NORFOLK, Va. (WAVY) – The numbers are staggering. The Centers for Disease Control and Prevention shows at least 465 cases of measles have been reported in the United States since January 1 of this year.
According to the CDC, that is 78 more cases than the number reported the previous week.
While Virginia is not among the states reporting cases, local doctors are asking parents to make sure their children are vaccinated. In fact, the Children’s Hospital of the King’s Daughters has started calling parents who have not vaccinated their children.
Doctor John Harrington is a pediatrician with General Academic Pediatrics at CHKD. He says the hospital and its entire medical group is preparing for the worst.
“We are predicting that there could possible be an outbreak of measles here, so we are preparing for that,” said Dr. Harrington. “We are reaching out [and calling] all the kids who have not their MMR who are over age 1 or over age 4, and haven’t had their booster, and we are sending them information to say, please come in and get your vaccination.”

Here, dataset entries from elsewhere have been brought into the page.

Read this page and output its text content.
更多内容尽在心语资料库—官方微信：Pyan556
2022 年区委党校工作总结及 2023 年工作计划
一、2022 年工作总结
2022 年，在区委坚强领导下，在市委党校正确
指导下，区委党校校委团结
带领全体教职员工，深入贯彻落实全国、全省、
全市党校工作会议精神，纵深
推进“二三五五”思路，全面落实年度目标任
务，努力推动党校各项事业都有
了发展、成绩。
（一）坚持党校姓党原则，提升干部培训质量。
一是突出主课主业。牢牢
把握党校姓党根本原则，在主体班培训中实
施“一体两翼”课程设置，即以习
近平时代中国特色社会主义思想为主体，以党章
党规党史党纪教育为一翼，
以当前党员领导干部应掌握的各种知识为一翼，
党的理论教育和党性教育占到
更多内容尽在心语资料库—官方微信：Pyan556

The most common measles symptoms include fever, runny nose and red eyes, then a rash.
“And then by then, it’s already been spread, so that’s the problem with measles, and that’s why people should get their immunizations,” said Harrington. “If you are in a room with someone who has measles, you have a 90 percent chance of getting it.”
Florida, Indiana, Massachusetts and Nevada reported their first cases of measles this year, bringing the total number of states reporting cases to 19. According to the CDC, the other states that have reported measles cases this year are Arizona, California, Colorado, Connecticut, Georgia, Illinois, Kentucky, Michigan, Missouri, New Hampshire, New Jersey, New York, Oregon, Texas and Washington.

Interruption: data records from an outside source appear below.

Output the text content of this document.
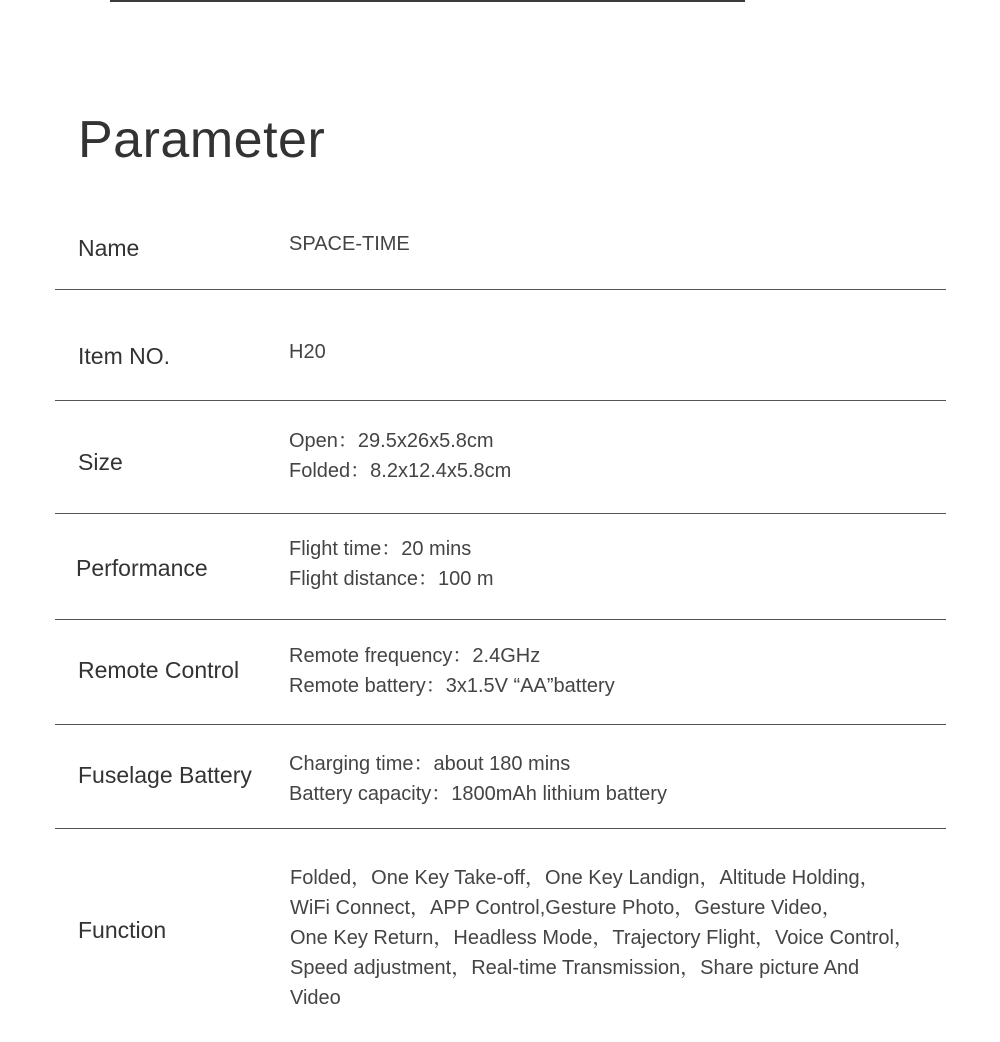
Parameter
Name	SPACE-TIME
Item NO.	H20
Size
Open：29.5x26x5.8cm
Folded：8.2x12.4x5.8cm
Performance
Flight time：20 mins
Flight distance：100 m
Remote Control
Remote frequency：2.4GHz
Remote battery：3x1.5V “AA”battery
Fuselage Battery Charging time：about 180 mins
Battery capacity：1800mAh lithium battery
Function
Folded，One Key Take-off，One Key Landign，Altitude Holding，
WiFi Connect，APP Control,Gesture Photo，Gesture Video，
One Key Return，Headless Mode，Trajectory Flight，Voice Control，
Speed adjustment，Real-time Transmission，Share picture And
Video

It’s risen to the status of a public health emergency in New York City. Mayor Bill de Blasio ordered mandatory vaccinations Tuesday for unvaccinated people living in select zip codes.
The CDC lists four top things parents need to know about measles.
- Measles can be serious. About 1 in 4 people in the U.S. who get measles will be hospitalized. The most common measles symptoms include: fever, rash, runny nose and red eyes.
- Measles is very contagious. It is so contagious that if one person has it, 9 out of the 10 people around him or her will also become infected if they are not protected.
- A child can still get measles in the United States. Measles was declared eliminated from the U.S. in 2000 thanks to a highly effective vaccination program. But every year, measles is brought into the U.S. by unvaccinated travelers who get the disease while in other countries.
- You have the power to protect your child. The best protection against measles is a safe and effective vaccine, the measles-mumps-rubella (MMR) vaccine. A child needs two doses of MMR. The first dose at 12 through 15 months old and the second dose between the ages of 4 and 6.